Why subtle? Because it uses simple and almost traditional way to interact and woo-in would be regular visitors of a certain website.

They use navigation sprites, and simple Javascript popups, and fancy animation which they achieve without the aid of flash. They also use image navigation that disappears as users hover to a certain element.

Rapid adaptation of CSS3


With improving support of CSS3 features in major modern browsers, the design community seems very excited about the new advancements and out of the box possibilities. Everyone seems to be experimenting with CSS3; whether on RGBa transparency, advanced CSS3 selectors, CSS3 transforms, animations or other attributes.

The result is truly remarkable. We’re seeing many designs that are more beautiful, advanced, versatile and robust than before.

The most popular CSS3 features so far seem to be border-radius, animations, multiple backgrounds and box-shadow. This is understandable because these can easily be used to replace quirky earlier solutions that required workarounds and third-party tools to perform the task.

Also, @font-face is rapidly gaining popularity, but keep in mind that it is not a CSS3 feature because it was proposed for CSS2 and was luckily implemented in early versions of Internet Explorer. That's why it’s actually safe to use @font-face in designs today.

The drawback with CSS3 is that in order for the features to be easily applied to all major browsers, we will have to wait for Internet Explorer 8 to expire.
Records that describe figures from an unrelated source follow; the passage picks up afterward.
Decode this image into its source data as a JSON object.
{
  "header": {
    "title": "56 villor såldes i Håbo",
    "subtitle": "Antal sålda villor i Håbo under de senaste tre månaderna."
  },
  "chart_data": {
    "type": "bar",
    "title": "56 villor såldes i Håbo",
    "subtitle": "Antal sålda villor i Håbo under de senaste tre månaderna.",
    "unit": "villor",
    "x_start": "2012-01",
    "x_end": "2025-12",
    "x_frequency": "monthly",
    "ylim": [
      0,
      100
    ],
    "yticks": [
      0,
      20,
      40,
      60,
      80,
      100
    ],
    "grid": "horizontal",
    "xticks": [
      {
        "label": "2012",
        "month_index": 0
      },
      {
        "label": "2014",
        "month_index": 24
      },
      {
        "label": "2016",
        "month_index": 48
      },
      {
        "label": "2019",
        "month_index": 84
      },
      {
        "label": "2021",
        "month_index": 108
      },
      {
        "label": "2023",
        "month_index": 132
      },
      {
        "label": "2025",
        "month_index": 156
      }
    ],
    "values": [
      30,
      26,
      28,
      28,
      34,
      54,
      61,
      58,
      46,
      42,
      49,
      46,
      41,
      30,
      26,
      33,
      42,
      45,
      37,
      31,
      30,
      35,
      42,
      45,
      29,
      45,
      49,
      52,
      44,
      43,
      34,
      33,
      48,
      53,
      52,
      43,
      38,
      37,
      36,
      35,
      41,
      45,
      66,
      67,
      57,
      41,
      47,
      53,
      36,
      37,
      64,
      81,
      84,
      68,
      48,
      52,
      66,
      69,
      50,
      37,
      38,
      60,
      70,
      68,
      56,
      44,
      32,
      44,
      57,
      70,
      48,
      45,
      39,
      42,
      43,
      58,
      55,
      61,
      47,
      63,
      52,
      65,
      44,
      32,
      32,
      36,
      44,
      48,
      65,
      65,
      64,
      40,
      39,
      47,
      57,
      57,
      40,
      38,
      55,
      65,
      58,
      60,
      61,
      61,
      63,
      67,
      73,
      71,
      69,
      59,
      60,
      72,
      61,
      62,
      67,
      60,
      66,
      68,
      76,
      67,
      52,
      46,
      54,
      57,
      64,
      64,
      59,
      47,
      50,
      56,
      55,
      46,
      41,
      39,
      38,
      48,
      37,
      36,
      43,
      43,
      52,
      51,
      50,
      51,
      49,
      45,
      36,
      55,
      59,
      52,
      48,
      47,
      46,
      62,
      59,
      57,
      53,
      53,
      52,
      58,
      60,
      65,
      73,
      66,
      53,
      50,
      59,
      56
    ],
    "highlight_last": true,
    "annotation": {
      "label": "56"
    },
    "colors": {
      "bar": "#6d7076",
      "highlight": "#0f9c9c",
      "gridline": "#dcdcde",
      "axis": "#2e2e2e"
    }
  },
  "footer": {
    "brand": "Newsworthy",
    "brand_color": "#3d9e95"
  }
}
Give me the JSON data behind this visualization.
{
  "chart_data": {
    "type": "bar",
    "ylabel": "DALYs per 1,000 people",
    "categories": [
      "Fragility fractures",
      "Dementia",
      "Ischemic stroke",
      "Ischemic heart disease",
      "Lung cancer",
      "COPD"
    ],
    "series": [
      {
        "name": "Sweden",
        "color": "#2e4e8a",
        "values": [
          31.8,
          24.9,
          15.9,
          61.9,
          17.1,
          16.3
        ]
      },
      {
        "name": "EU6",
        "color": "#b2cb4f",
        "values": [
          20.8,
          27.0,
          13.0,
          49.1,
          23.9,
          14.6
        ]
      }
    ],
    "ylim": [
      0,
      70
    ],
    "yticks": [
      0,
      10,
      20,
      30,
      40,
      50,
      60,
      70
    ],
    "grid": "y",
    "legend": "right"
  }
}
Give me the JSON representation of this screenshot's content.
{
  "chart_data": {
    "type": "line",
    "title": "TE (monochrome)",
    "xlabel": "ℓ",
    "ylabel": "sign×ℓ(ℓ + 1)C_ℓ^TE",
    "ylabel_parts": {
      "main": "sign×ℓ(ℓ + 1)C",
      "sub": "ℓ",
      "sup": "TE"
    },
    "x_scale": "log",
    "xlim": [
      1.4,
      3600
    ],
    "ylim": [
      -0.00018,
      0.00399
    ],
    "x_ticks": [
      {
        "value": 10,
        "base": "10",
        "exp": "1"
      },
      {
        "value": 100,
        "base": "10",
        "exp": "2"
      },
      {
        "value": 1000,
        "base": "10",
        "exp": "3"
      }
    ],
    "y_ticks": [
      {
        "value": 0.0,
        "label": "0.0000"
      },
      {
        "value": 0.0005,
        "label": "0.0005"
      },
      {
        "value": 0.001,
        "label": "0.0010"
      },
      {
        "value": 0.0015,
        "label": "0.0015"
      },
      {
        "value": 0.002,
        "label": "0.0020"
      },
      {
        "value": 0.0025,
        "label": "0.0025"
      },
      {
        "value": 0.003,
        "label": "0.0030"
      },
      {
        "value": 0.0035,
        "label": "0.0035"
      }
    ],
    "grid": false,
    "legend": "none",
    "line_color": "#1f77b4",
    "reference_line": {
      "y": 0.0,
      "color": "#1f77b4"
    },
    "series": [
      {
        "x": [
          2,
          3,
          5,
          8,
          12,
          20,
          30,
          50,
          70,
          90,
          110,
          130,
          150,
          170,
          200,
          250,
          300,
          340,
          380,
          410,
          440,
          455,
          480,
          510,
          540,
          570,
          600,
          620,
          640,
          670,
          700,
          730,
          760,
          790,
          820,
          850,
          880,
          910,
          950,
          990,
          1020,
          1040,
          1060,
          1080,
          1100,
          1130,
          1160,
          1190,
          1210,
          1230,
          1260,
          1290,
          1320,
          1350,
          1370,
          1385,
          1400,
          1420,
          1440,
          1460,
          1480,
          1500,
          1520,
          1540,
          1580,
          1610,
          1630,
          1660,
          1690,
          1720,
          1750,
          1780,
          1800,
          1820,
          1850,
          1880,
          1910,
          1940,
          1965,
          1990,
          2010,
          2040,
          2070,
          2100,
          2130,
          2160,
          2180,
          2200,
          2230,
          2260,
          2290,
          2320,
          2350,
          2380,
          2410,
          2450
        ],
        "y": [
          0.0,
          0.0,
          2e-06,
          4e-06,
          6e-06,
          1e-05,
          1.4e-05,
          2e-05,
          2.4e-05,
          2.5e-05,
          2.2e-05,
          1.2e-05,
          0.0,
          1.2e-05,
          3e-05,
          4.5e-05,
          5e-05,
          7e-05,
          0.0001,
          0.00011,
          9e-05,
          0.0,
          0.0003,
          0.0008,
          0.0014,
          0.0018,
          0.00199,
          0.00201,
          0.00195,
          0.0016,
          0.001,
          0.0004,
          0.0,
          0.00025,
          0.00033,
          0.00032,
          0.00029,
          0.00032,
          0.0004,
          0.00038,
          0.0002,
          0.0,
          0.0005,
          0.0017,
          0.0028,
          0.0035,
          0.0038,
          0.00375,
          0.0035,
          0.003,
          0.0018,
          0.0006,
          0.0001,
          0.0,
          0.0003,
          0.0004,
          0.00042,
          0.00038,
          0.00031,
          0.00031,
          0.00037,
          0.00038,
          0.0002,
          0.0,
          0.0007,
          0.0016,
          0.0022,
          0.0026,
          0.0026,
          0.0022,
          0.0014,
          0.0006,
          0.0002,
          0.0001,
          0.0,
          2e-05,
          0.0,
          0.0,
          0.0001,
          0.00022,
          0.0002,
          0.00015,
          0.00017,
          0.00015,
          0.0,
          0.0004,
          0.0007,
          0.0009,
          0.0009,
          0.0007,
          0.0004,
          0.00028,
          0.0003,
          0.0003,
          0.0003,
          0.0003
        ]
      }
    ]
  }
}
And it remains to be seen how well the actual Internet Explorer 9 will support the new standard.

In the meantime, we will have to use CSS3 for modern browsers and integrate workarounds for IE, and there are plenty of them.

Web design progress has been astounding over the past months. Impossible designs are being implemented with pure CSS3, fuelled by the creative minds of the design community.

We may have entered another golden era of Web design, when crucial CSS techniques are being born, similar to that of 2003 to 2005 period when CSS Sprites and CSS Sliding Doors were developed. We have a couple of exciting creative years to look forward to and enhance our design capabilities and outside the box thinking.